A reduction in interest rates by the Bank of England should rank as a joyful summer gift to borrowers weighed down by the high cost of mortgages and loans.
Yet the latest quarter-point cut to the cost of borrowing, from 4.25% to 4%, is laced with so many warnings that any celebration will be muted.
Most prominently, the Bank’s monetary policy committee (MPC) said in its latest assessment of the UK’s economic outlook that inflation is on course to peak at a higher rate in the second half of this year than previously forecast.
Price spikes in food and energy and the higher cost of business services would push the consumer prices index to 4% in September, it said, before falling only slowly to an average of 3% in a year’s time.
The MPC made clear that workers who sought to outrun this inflationary surge with higher wage claims would be likely to persuade the committee to bring its policy of slow and steady credit loosening to a grinding halt.
This concern about wage rises, especially in the services industry, and a rise in food inflation to 5.5% later this year, is why financial markets judged that interest rates would fall more gradually over the next year than they expected this week.
The committee’s judgment on this occasion was more about the number of redundancies, which are growing, and unemployment, which is rising at a time when business and consumer confidence remains subdued.
Yet even this trend was qualified by a concern that while wage settlements have fallen towards the Bank’s equilibrium target of 3.25%, at 3.75% they remained too high.
A reversal of the downward trend would be likely to persuade the Bank’s governor, Andrew Bailey, to join those who want to freeze rates.
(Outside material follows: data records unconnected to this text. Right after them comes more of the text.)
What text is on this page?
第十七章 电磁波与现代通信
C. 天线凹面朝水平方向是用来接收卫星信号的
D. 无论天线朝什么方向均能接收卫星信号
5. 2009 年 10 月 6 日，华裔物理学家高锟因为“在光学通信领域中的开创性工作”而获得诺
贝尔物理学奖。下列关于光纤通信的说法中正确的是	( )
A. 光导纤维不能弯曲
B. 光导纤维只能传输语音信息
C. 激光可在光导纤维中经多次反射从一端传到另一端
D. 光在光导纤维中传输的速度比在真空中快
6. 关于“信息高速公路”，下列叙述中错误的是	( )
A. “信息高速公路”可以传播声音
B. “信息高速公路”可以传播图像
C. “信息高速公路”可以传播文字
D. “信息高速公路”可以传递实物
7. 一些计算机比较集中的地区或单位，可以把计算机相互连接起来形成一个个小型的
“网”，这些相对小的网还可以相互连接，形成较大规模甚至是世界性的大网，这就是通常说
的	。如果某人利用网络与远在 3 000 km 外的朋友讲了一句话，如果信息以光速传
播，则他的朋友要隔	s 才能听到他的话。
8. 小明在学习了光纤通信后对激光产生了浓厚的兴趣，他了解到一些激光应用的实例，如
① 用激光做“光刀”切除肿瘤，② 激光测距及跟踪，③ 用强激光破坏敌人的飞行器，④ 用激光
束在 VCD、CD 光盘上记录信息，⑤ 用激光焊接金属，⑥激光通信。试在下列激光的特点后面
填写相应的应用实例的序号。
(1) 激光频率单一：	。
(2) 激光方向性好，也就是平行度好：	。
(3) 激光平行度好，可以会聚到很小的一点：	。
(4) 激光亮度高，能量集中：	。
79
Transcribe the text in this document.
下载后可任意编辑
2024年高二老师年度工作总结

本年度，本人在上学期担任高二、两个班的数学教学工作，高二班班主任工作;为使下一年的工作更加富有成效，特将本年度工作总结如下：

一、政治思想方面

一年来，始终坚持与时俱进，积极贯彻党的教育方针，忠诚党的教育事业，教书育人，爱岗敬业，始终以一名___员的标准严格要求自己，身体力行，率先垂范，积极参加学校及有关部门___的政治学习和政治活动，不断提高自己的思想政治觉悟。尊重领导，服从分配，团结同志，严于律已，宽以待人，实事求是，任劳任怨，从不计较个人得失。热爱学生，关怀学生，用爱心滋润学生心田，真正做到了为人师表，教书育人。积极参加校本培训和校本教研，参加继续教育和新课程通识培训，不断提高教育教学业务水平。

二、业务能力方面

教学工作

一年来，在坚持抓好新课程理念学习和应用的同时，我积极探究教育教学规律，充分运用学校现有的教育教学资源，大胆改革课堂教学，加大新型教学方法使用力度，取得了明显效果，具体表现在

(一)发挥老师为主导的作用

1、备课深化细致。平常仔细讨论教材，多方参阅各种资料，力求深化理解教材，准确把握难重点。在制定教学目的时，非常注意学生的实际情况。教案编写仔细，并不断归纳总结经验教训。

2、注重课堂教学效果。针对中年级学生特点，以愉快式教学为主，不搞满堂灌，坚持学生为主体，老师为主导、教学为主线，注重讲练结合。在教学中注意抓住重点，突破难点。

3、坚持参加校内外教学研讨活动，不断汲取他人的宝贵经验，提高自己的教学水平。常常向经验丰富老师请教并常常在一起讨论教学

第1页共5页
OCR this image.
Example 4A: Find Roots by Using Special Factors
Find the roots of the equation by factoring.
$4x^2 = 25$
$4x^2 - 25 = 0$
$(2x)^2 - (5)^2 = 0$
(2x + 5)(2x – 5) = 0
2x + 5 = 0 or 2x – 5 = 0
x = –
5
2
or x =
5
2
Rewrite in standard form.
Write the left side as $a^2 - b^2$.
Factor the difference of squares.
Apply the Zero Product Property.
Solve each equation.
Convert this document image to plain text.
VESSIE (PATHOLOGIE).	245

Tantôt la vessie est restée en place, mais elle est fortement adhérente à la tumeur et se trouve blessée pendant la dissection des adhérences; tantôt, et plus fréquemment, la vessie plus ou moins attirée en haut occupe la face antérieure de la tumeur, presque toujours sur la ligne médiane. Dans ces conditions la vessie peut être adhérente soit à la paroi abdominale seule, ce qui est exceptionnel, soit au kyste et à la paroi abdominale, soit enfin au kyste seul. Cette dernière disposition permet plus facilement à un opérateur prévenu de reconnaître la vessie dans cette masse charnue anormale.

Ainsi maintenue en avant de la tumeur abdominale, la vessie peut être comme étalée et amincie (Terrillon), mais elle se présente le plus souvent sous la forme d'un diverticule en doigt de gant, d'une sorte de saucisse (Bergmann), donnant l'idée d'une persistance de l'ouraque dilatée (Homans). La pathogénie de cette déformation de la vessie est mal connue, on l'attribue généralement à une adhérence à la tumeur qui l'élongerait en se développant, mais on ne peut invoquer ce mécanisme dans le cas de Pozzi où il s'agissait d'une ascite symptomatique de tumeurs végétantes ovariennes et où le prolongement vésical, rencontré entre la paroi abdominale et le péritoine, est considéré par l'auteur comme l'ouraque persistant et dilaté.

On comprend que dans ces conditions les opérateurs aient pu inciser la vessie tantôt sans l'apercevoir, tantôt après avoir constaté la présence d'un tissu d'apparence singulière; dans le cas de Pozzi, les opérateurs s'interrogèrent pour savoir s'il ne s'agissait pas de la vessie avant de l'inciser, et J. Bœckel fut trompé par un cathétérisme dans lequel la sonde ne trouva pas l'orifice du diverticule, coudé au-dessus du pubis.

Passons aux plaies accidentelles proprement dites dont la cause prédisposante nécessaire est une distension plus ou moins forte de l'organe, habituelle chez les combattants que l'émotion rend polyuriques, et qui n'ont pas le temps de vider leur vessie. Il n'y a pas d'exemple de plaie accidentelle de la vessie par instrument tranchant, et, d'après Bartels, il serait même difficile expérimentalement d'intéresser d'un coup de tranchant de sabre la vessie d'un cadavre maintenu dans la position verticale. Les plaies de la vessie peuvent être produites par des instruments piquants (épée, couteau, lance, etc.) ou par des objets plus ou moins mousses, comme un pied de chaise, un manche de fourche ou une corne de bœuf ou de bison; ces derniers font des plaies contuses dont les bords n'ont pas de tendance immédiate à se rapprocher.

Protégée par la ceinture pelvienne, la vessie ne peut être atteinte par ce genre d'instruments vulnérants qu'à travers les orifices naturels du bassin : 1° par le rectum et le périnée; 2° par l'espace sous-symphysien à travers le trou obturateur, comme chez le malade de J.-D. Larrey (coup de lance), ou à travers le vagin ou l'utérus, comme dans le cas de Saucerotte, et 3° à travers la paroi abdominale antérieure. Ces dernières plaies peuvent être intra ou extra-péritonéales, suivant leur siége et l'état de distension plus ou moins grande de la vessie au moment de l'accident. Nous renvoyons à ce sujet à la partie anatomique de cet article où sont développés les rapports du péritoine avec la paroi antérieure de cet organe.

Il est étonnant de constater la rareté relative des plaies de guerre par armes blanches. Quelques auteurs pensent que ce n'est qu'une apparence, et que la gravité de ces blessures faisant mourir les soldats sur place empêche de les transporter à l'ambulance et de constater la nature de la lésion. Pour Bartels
Bailey voted with three other MPC members to cut interest rates by 0.25 percentage points against four members of the committee who said the Bank should pause until there was more clarity about the path of wages and inflation. A vote by the external member, Alan Taylor, for a half-point cut completed the voting.
To break the deadlock, Bailey called for a second vote and Taylor relented, reluctantly, we assume, lending his vote for a more modest quarter-point reduction.
The split on the MPC illustrates the dilemma facing all policymakers as the UK economy staggers through 2025.
Rachel Reeves will be cheered that the Bank stuck to a forecast of a rise in economic growth in the last quarter of the year to 0.3% when other forecasters – notably the National Institute of Economic and Social Research – believe that Threadneedle Street’s prediction of 0.1% in the third quarter will be repeated in the fourth.
All positive figures are music to Treasury ears, however modest, but the chancellor knows the Bank’s forecasts present her with big challenges.
In addition to the pain that fewer jobs and higher prices will inflict on household incomes, she will be concerned that conceding inflation-busting wage rises across the public sector will make life harder for the MPC to make further interest rate cuts.
Public sector unions are queueing up to demand better living standards, and the impact is double-edged. Not only will it put pressure on the Bank to abandon further cuts, the extra costs to the exchequer will also be intense when there are already plenty of predictions of a deficit in the autumn budget.
Another big bill for the Treasury, and one it will not be able to resist, is a rise in the state pension. Unlike the UK’s 31 million workers, 12 million pensioners have a triple lock guarantee that means their annual incomes rise in line with average earnings, inflation or a minimum of 2.5%.
The increase is tied to the September inflation number. If it hits 4%, as expected by the Bank, pensioners will be in the top rank of earners when the rise is applied next April.